The Real Sting in Cisco's Numbers
It's reality time in the New Economy as the shape of the downturn comes into focus. Chances of a quick "V-shaped" business cycle--a quick, sharp downturn followed by a quick, sharp bounceback--are increasingly slender. Cisco Systems' unexpected earnings report, which forecasts declining profits growth for the next two quarters, is a good indication that the slowdown will extend well into the second half of 2001 (pages 32, 85). CEOs who believed that their new information technologies would protect them from surprises in the business cycle are themselves being surprised by the recent turn of events. It is a moment to be humble.
No one, of course, could have predicted the dramatic decline in growth from nearly 5.2% in the first half of 2000 to practically 0% in January. It is a stunning decline, far more than in most recessions. When the downturn began, CEOs were reluctant to accept the possibility of a serious drop. After four years of 4% annual growth, that's understandable.

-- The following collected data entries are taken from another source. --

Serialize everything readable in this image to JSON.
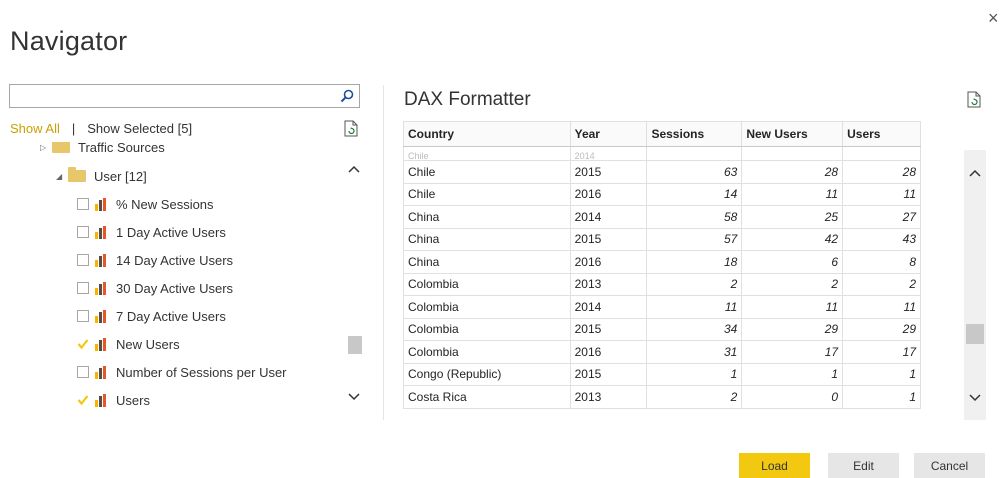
{
  "window": {
    "title": "Navigator",
    "close_glyph": "×"
  },
  "search": {
    "value": "",
    "placeholder": "",
    "icon": "search-icon"
  },
  "filter": {
    "show_all": "Show All",
    "separator": "|",
    "show_selected": "Show Selected [5]"
  },
  "tree": {
    "partial_folder": "Traffic Sources",
    "folder": "User [12]",
    "items": [
      {
        "label": "% New Sessions",
        "checked": false
      },
      {
        "label": "1 Day Active Users",
        "checked": false
      },
      {
        "label": "14 Day Active Users",
        "checked": false
      },
      {
        "label": "30 Day Active Users",
        "checked": false
      },
      {
        "label": "7 Day Active Users",
        "checked": false
      },
      {
        "label": "New Users",
        "checked": true
      },
      {
        "label": "Number of Sessions per User",
        "checked": false
      },
      {
        "label": "Users",
        "checked": true
      }
    ]
  },
  "preview": {
    "title": "DAX Formatter",
    "columns": [
      "Country",
      "Year",
      "Sessions",
      "New Users",
      "Users"
    ],
    "partial_row": [
      "Chile",
      "2014",
      "",
      "",
      ""
    ],
    "rows": [
      [
        "Chile",
        "2015",
        "63",
        "28",
        "28"
      ],
      [
        "Chile",
        "2016",
        "14",
        "11",
        "11"
      ],
      [
        "China",
        "2014",
        "58",
        "25",
        "27"
      ],
      [
        "China",
        "2015",
        "57",
        "42",
        "43"
      ],
      [
        "China",
        "2016",
        "18",
        "6",
        "8"
      ],
      [
        "Colombia",
        "2013",
        "2",
        "2",
        "2"
      ],
      [
        "Colombia",
        "2014",
        "11",
        "11",
        "11"
      ],
      [
        "Colombia",
        "2015",
        "34",
        "29",
        "29"
      ],
      [
        "Colombia",
        "2016",
        "31",
        "17",
        "17"
      ],
      [
        "Congo (Republic)",
        "2015",
        "1",
        "1",
        "1"
      ],
      [
        "Costa Rica",
        "2013",
        "2",
        "0",
        "1"
      ]
    ]
  },
  "buttons": {
    "load": "Load",
    "edit": "Edit",
    "cancel": "Cancel"
  },
  "colors": {
    "accent": "#f2c811",
    "show_all": "#c8a200",
    "check": "#f2c811"
  }
}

But many CEOs also contributed to their own downfall by artificially boosting demand for their products through vendor financing. Companies such as Lucent Technologies, Nortel Networks, and Cisco extended credit to small high-tech outfits who then bought their products. These same outfits used these contracts to borrow and leverage even more. Many big high-tech companies also partnered with smaller outfits who parlayed the relationship on Wall Street for financing. Both tactics boosted demand and profits for all on the upswing and are doing the reverse on the downswing.
There will be more shocks in this New Economy downturn and not just to CEOs. Official statistics still show employment to be strong. But Corporate America now employs a contingent labor force, with millions of temporary workers and consultants. Recent productivity numbers hint that companies are shedding labor costs not just by laying off workers but simply by not making the phone call to the self-employed freelancer. Other surprises are sure to follow for both managers and employees.